Kaki Dhanapati terasa digayuti jutaan semut dan dia sama sekali tak merasakan apa- apa. Dipegangnya kuat- kuat pedang yang sejak tadi digenggamnya.. Hanya Pedang Api ini saja yang akan dapat diandalkan jika lelaki di depan pintu yang mungkin suruhan Bhegawan Buriswara itu menyerbu masuk.
Sementara itu, dalam jarak lima belas tombak di belakang lelaki tak dikenal yang kini berhadapan dengan Dhanapati, Kiran bersiaga lagi. Dia menyadari bahwa dengan meninggalkan tempatnya berdiri tadi, Dhanapati kini sama sekali tak terlindung. Kalau lelaki itu menyerbu masuk, Dhanapati yang masih dalam keadaan lemah itu tak akan dapat melawan.

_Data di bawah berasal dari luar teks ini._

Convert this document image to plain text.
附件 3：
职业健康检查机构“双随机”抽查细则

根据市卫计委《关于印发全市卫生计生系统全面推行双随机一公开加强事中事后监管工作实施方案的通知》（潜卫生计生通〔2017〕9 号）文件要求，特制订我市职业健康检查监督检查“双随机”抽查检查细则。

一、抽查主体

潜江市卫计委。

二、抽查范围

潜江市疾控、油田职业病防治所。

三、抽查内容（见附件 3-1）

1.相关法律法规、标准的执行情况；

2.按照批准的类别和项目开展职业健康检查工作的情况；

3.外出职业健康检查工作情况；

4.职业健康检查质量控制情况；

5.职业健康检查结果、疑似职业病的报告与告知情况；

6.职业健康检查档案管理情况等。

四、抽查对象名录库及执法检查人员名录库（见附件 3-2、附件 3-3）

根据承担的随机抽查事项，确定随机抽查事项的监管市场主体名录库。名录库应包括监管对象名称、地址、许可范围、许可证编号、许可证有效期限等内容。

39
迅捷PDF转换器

Jika orang- orang yang datang itu adalah utusan Bhayangkara Biru untuk menjemput Dhanapati, mereka akan dengan mudah membawanya pergi.
Tak akan dibiarkannya itu terjadi.
Kiran melompat sekali lagi. Kali ini ke arah muka. Dikebaskannya selendang sutra di pinggang. Digunakannya ajian Sebya Indradhanu Paramastri (Selendang Pelangi Para Bidadari ).
Selendang tersebut berkibar dengan halus tapi geraknya mengarah pada satu tujuan pasti. Pendar warna pelangi berhamburan saat selendang bergerak cepat dan dalam sekejapan mata melilit tubuh lelaki tak dikenal di depan pintu itu.
Gebyar cahaya pelangi mengelebat kemana- mana. Sungguh pemandangan yang sangat indah.
Dhanapati sungguh takjub. Gadis ini bukan orang sembarangan, ternyata. Apa yang baru ditunjukkannya adalah jurus Indradhanu Maharup Kaaya (Pelangi Memeluk Raga) . Ilmu tingkat tinggi yang hanya dimiliki oleh garis keturunan tertentu.
Tahulah kini Dhanapati, siapa Kiran sebenarnya.
Kesadaran itu membuat bulu kuduknya meremang...
Mereka, tujuh lelaki itu bukan datang untuknya.